Critics also praised the music, the retro style graphics, and the amount of fan service. Destructoid said "it’s got a pretty bangin’ soundtrack". Igromania said if the game came out in the NES-era, it would have "taken one of the honorable places" in James Rolfe's collection, and from the fans' perspective, it has "the best fan service you could possibly imagine,” adding that it has a large number of references to web series. Nintendo World Report said that it "keeps true to the web series".

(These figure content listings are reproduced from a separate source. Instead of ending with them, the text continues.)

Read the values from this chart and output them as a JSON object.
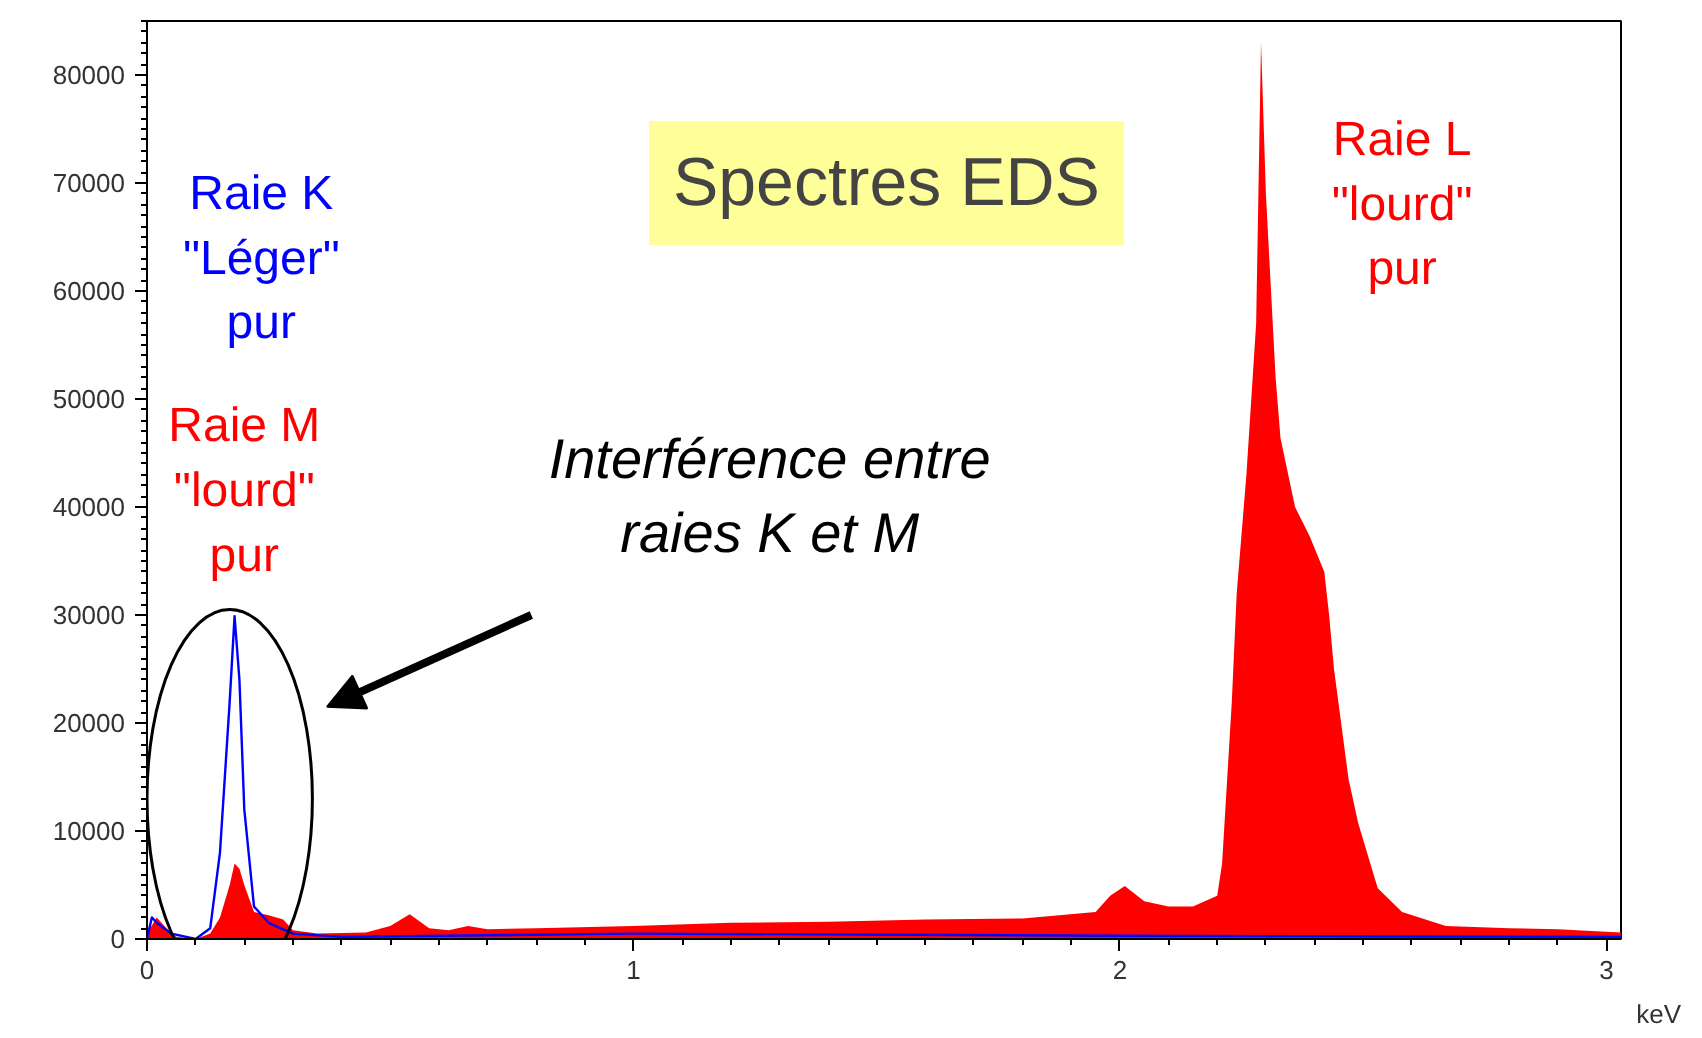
{
  "chart_data": {
    "type": "area",
    "title": "Spectres EDS",
    "xlabel": "keV",
    "xlim": [
      0,
      3.03
    ],
    "ylim": [
      0,
      85000
    ],
    "xticks": [
      0,
      1,
      2,
      3
    ],
    "yticks": [
      0,
      10000,
      20000,
      30000,
      40000,
      50000,
      60000,
      70000,
      80000
    ],
    "grid": false,
    "legend": false,
    "series": [
      {
        "color": "#ff0000",
        "x": [
          0,
          0.02,
          0.04,
          0.06,
          0.1,
          0.13,
          0.15,
          0.17,
          0.18,
          0.19,
          0.2,
          0.22,
          0.25,
          0.28,
          0.3,
          0.35,
          0.45,
          0.5,
          0.54,
          0.58,
          0.62,
          0.66,
          0.7,
          0.8,
          1.0,
          1.2,
          1.4,
          1.6,
          1.8,
          1.95,
          1.98,
          2.01,
          2.05,
          2.1,
          2.15,
          2.2,
          2.21,
          2.23,
          2.24,
          2.26,
          2.28,
          2.29,
          2.3,
          2.32,
          2.33,
          2.36,
          2.39,
          2.42,
          2.43,
          2.44,
          2.47,
          2.49,
          2.53,
          2.58,
          2.67,
          2.8,
          2.9,
          3.03
        ],
        "values": [
          500,
          2000,
          1000,
          200,
          0,
          500,
          2000,
          5000,
          7000,
          6500,
          5000,
          2500,
          2200,
          1800,
          800,
          500,
          600,
          1200,
          2300,
          1000,
          800,
          1200,
          900,
          1000,
          1200,
          1500,
          1600,
          1800,
          1900,
          2500,
          4000,
          4900,
          3500,
          3000,
          3000,
          4000,
          7000,
          22000,
          32000,
          43000,
          57000,
          83000,
          69000,
          52000,
          46400,
          40000,
          37300,
          34000,
          30000,
          25000,
          14800,
          10700,
          4700,
          2500,
          1200,
          1000,
          900,
          600
        ]
      },
      {
        "type": "line",
        "name": "Raie K\n\"Léger\"\npur",
        "color": "#0000ff",
        "x": [
          0,
          0.01,
          0.02,
          0.05,
          0.1,
          0.13,
          0.15,
          0.17,
          0.18,
          0.19,
          0.2,
          0.22,
          0.25,
          0.3,
          0.4,
          1.0,
          2.0,
          3.03
        ],
        "values": [
          0,
          2000,
          1500,
          500,
          0,
          1000,
          8000,
          22000,
          29900,
          24000,
          12000,
          3000,
          1500,
          500,
          200,
          500,
          300,
          200
        ]
      }
    ],
    "annotations": [
      "Raie M\n\"lourd\"\npur",
      "Raie L\n\"lourd\"\npur",
      "Interférence entre\nraies K et M"
    ]
  }
}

AVGN Adventures was criticized for its overly specific type of humor and the lack of fresh ideas in its short duration. The game reuses the same enemies with slightly different design in all levels, with Nintendo Life stating that the bosses were ambiguously appreciated. GameZone, Nintendo World Report, and Game Informer found AVGN Adventures to be difficult with satisfying elements, while also criticizing the repetitive attacks built on a simple pattern.

Aggregate score
| Aggregator | Score |
|---|---|
| Metacritic | PC: 77/100 Wii U: 78/100 |

Review scores
| Publication | Score |
|---|---|
| Destructoid | 8/10 |
| Eurogamer | 8/10 |
| Game Informer | 7.75/10 |
| GameZone | 8/10 |
| Nintendo Life | 8/10 |
| Nintendo World Report | 8/10 |

== Sequels ==
On July 17, 2015, FreakZone Games announced Angry Video Game Nerd II: ASSimilation. Initially, its release was planned for Winter 2015, but was delayed to March 29, 2016. A remastered version of the first two games, The Angry Video Game Nerd I & II Deluxe, was released on October 30, 2020, for Nintendo Switch and Steam, with ports for PlayStation 4 and Xbox One following in 2021. On Metacritic, The Angry Video Game Nerd I & II Deluxe received "Generally Favorable" reviews.